It proves that Tim Cook's honeymoon as Apple CEO is over.
In the almost two-and-a-half years since taking over from the late Steve Jobs, Cook has shown himself to be an able manager of Jobs' legacy. He has extracted huge profits from Jobs' ideas and has kept the iOS trains running on time.
But high-tech valuations aren't driven by able management, huge profits or trains that stay on their tracks. High valuations, in the form of extreme price-to-earnings ratios, come from doing something new, something different, something no one else is doing or can do.
When Apple launched the iPod, the iPhone and then the iPad, that's what it was doing. It was thinking different.
Apple hasn't had a new hit since Cook took over. It has tweaked its existing product line, it has scaled it, extracted money and profit. But it hasn't delivered a single new product worth mentioning.
I'm afraid "mobile commerce" isn't it, either. TouchID, as a way to enable and secure mobile payments, is a nifty thing to have, but it's not a game-changer. It's not transaction processing.
If Apple can help iPhone owners buy more stuff through TouchID, it's still just acting as one link in a long chain, and a minor one at that. The money in transactions comes from processing, it comes from banking and it comes from handling the merchandise.
Even if Apple announced a tie-up tomorrow with, say, Wal-Mart (WMT), turning that merchant's online operations into an Apple version of the Amazon (AMZN) superstore, it wouldn't move the value needle much. It would boost Wal-Mart, not Apple.
What Apple needs to give us is a new product, more specifically a new product category. Can it deliver an Apple TV that will explode the cable business model? Can it deliver an Apple Watch millions will wear? Or Apple eyeglasses?
These are the most obvious ideas that are floated by Apple analysts, but moving the needle requires more. We need to be wowed, we need to be amazed and we need to have our lives changed again. Steve Jobs did that for us, and that justified the high valuation placed on Apple shares in his time, relative to Apple sales and profits.
By the time the summer press conference season rolls around, Cook will have had almost three years to come up with something new. He will have had all the resources of American design and Chinese manufacturing laid out before him through that time.

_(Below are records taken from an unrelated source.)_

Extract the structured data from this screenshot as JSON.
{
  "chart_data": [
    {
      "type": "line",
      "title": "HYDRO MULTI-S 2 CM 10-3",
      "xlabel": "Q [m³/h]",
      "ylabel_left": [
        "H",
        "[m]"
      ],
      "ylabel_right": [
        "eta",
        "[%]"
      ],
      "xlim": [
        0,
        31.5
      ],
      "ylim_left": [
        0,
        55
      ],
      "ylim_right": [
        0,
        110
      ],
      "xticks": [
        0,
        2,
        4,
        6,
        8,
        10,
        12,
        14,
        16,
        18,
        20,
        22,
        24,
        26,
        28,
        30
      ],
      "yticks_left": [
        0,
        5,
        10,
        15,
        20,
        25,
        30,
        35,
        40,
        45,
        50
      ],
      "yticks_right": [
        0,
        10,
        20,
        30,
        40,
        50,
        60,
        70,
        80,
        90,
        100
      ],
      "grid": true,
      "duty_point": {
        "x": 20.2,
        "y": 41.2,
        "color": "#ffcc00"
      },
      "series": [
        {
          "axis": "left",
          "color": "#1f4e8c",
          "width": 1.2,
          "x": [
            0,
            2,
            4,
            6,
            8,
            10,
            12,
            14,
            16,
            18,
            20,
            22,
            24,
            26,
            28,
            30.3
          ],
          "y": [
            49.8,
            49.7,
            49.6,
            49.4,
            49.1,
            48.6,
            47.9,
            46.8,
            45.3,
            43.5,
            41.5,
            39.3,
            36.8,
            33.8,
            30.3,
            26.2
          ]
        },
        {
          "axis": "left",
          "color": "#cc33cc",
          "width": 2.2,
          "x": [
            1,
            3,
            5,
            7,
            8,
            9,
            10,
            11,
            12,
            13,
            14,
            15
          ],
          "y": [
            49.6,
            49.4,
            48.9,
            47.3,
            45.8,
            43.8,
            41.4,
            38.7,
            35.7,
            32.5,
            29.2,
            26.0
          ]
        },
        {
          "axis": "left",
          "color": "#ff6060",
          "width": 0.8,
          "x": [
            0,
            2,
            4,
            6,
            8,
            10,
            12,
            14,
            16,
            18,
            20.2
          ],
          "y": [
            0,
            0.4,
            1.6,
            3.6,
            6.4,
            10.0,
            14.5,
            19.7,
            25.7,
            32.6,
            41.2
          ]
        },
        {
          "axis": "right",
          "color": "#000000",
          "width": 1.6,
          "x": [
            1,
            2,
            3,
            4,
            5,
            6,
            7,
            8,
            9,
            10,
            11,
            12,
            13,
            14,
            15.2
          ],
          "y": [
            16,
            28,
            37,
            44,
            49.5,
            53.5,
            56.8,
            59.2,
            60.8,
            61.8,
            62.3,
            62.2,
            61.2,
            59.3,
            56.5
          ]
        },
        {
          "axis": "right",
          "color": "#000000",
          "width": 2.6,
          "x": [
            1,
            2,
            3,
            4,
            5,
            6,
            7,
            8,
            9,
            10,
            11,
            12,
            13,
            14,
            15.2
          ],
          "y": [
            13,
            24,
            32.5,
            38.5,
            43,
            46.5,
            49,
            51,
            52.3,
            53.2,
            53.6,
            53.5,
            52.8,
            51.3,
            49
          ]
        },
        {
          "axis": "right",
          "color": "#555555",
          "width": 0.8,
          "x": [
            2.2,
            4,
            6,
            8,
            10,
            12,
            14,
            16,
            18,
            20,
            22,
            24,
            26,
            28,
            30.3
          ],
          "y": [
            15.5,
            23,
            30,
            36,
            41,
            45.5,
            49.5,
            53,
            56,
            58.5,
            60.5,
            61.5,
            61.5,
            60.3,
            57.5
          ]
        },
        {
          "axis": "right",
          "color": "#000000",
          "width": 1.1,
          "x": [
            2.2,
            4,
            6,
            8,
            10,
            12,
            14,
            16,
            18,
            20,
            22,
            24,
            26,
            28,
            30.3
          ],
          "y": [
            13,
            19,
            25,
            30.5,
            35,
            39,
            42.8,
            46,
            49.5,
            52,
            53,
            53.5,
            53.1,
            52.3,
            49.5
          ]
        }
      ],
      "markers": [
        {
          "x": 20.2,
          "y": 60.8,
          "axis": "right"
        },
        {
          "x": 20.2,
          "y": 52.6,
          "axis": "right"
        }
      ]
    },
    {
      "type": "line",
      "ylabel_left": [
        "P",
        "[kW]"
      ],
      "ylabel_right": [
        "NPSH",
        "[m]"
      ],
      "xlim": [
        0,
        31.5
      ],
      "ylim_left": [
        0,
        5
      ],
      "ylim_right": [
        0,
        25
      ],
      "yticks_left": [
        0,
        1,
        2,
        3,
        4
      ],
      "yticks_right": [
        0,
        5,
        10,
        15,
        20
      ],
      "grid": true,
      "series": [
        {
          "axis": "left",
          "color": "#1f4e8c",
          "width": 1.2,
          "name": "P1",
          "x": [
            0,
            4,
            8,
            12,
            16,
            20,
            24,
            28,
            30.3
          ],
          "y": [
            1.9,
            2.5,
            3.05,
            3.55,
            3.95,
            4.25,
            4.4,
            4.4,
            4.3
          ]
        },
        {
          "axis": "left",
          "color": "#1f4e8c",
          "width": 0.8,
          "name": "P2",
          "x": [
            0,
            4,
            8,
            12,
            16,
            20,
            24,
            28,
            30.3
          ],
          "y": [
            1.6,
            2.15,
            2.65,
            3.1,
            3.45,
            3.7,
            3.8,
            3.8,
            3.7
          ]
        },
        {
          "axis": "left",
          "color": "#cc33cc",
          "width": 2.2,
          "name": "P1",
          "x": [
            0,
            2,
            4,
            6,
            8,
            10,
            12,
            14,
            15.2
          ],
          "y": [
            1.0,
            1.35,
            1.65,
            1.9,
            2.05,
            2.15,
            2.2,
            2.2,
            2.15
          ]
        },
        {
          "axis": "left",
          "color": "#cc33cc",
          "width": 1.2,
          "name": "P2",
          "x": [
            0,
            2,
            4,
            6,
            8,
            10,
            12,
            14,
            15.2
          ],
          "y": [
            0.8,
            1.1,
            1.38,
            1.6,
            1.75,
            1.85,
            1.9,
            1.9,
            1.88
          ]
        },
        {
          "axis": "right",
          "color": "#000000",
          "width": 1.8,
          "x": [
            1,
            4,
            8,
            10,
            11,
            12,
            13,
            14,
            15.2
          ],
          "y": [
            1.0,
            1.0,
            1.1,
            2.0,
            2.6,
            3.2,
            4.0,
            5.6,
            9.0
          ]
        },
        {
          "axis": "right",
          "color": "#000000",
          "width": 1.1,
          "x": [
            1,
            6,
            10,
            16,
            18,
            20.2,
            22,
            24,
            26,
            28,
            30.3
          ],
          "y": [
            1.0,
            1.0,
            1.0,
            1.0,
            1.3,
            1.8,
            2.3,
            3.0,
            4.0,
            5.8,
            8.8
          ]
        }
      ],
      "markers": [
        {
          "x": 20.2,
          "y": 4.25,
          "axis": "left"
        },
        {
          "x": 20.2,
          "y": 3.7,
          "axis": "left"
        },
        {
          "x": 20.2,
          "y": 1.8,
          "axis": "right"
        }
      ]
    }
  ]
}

Can he make something of it?
If he can't, then Apple earnings aren't worth an above-market price. A dollar of Google (GOOG) earnings are worth $32 because we can see Google continuing to grow, at about 30% per year, for years to come. A dollar of Amazon sales are worth $3 for the same reason.
Apple sales, by contrast, rose just 7% between fiscal 2012 and fiscal 2013, from $156.5 billion to $170.9 billion. Sales for the company's fiscal first quarter ended Dec. 28 show year-over-year growth slowing further, from $54.5 billion to $57.6 billion, roughly 5.6%.
It's unfair that Apple has to grow off such a large base, but that's the law of large numbers. Big ones are harder to move fast than smaller ones.
For people to invest in Apple, rather than buy Apple shares in order to extract value from them, they have to believe that sales are going to grow, fast. They need something new, something different, that they know people want badly.
If Tim Cook can deliver something like that, Apple will grow again. If he can't, it won't.
At the time of publication, the author owned shares in Apple and Google.
This article represents the opinion of a contributor and not necessarily that of TheStreet or its editorial staff.